If the attempted Obamacare fix is going to work at all — an already debatable proposition — it needs to take hold in the biggest state in the Union: California.
But unfortunately for the White House, internal state politics could make it hard for that to happen. California has institutionalized the very practice that the Obamacare “fix” is supposed to address — the only state marketplace to do so.
California has always been key to the health care reform law’s success. Most importantly, of course, it’s the biggest state. That means it’s the biggest state to build its own insurance marketplace, expand Medicaid, etc. If you can make the law succeed in a state where one in eight Americans lives, that goes a long way toward making Obamacare work nationwide.
And in a state where Obama won by more than 20 percentage points in 2012, it follows that support for Obamacare has always been strong, too. House Minority Leader Nancy Pelosi (D-CA) helped shepherd the law through Congress when her party held the majority.
But there have been cracks in that West Coast support in recent days.
Sen. Dianne Feinstein (D-CA) has co-sponsored a bill that would attempt to rectify the president’s “if you like your health plan, you can keep it” pledge. And Pelosi is reportedly backing a similar legislative fix penned by another California Democrat, Rep. George Miller.
The White House doesn’t want Congress to get involved; that’s why it proposed its own fix. So if its plan to help people whose health policies have been canceled under the law — by allowing them to stay on their plans, so long as their insurer and state regulator allow it — is going to hold any weight, California needs to get onboard.
That’s not going to be easy, though.
The whole plan is predicated on state regulators allowing their insurance companies to do what the White House has proposed: let people stay on their current, non-Obamacare compliant plans.
The administration has already lost some usually stalwart allies like the Washington insurance commissioner. So getting California to sign onto the plan would be a big win.

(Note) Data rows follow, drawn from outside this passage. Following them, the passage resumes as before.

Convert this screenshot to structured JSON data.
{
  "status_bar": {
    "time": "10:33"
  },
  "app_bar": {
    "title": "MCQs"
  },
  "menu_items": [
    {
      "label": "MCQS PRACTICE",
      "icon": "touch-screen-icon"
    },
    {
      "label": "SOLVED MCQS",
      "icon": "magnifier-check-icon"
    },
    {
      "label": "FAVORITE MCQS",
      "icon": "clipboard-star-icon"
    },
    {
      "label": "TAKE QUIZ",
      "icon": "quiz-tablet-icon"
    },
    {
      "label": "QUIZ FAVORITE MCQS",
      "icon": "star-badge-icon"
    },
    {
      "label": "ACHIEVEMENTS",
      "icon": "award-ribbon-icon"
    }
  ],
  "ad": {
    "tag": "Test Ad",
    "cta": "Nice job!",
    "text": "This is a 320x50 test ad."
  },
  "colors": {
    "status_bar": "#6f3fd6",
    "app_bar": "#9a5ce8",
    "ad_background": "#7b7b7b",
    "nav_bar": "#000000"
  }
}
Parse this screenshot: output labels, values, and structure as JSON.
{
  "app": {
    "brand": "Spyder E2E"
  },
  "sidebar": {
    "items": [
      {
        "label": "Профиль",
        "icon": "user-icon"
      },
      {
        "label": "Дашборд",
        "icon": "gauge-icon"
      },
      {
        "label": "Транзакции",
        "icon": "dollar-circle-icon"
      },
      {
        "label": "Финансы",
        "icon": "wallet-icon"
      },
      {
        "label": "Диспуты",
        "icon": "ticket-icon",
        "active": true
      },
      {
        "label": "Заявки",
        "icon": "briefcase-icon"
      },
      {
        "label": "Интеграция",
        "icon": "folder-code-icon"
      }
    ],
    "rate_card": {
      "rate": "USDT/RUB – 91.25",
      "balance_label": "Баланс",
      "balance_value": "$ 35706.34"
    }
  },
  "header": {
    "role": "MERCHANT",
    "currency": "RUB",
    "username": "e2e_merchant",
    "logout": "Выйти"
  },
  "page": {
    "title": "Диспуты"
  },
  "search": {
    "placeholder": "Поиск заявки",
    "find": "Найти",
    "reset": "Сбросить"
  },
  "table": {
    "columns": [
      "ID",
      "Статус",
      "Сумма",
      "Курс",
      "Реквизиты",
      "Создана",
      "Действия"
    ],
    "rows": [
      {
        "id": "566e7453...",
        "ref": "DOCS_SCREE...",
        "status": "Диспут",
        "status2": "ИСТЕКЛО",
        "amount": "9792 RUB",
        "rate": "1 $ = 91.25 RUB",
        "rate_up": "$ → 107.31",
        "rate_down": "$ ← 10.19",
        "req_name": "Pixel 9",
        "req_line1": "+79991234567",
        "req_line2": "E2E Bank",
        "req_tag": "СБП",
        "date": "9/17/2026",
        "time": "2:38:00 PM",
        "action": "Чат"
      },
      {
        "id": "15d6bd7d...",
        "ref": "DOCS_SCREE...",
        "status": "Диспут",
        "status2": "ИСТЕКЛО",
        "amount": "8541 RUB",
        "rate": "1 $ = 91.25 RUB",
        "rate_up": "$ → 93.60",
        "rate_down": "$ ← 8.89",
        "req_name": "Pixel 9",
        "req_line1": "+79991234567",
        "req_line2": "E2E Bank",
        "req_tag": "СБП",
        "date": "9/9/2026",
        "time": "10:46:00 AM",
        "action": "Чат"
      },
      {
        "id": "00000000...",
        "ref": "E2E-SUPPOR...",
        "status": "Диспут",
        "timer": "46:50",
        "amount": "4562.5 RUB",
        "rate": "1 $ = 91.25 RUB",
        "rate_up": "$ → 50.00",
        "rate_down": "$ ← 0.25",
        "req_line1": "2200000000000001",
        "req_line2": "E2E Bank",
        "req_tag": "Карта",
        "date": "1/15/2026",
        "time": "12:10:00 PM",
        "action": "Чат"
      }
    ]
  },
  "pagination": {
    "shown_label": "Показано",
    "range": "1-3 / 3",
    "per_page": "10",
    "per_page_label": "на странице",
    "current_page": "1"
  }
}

But a uniquely messy policy situation in the Golden State might stop that from happening.
Here’s why: The California marketplace, Covered California, has required insurance companies to terminate their non-compliant plans by Dec. 31, 2013, if they want to sell there.
So that’s set up a showdown of sorts over the ‘fix’ between Covered California and the state insurance commissioner, Dave Jones, who told reporters Thursday that he opposed Covered California’s cancellation policy from the start.
The reason for the policy is: California’s insurance companies wanted things this way. As Jones tells it, the insurance companies first went to the state legislature to require the Dec. 31 cancellations, but were turned down at least in part because of his opposition. Then they beseeched Covered California, which agreed to the policy and codified it into its contracts with insurers.
The marketplace’s rule doesn’t apply to insurers who aren’t selling plans on Covered California — Jones said he would allow those companies to make the White House’s offer to their customers — but that’s a small portion of the state’s insurance market.
Most insurers are selling on the marketplace, so they fall under its rule. Jones said that he’s asked the marketplace to “release” insurers from the contractual obligation that they made and take up the administration’s offer.
“I’ve asked Covered California to take this action immediately, so that health insurers then are free from this contract provisions and can then follow the president’s request — and my request — that they allow their existing customers to renew their existing policies into 2014,” he told reporters on a conference call.
“To make that possible in California, it’s also critically essential that Covered California release health insurers… from its contract provision mandating that they cancel their policies by Dec. 31, 2013, and I’ve asked Covered California to do exactly that.”
A Covered California spokesperson didn’t immediately respond to TPM’s request for comment. But whatever answer the marketplace ultimately gives will say a lot about how well the White House’s Obamacare ‘fix’ is going to work.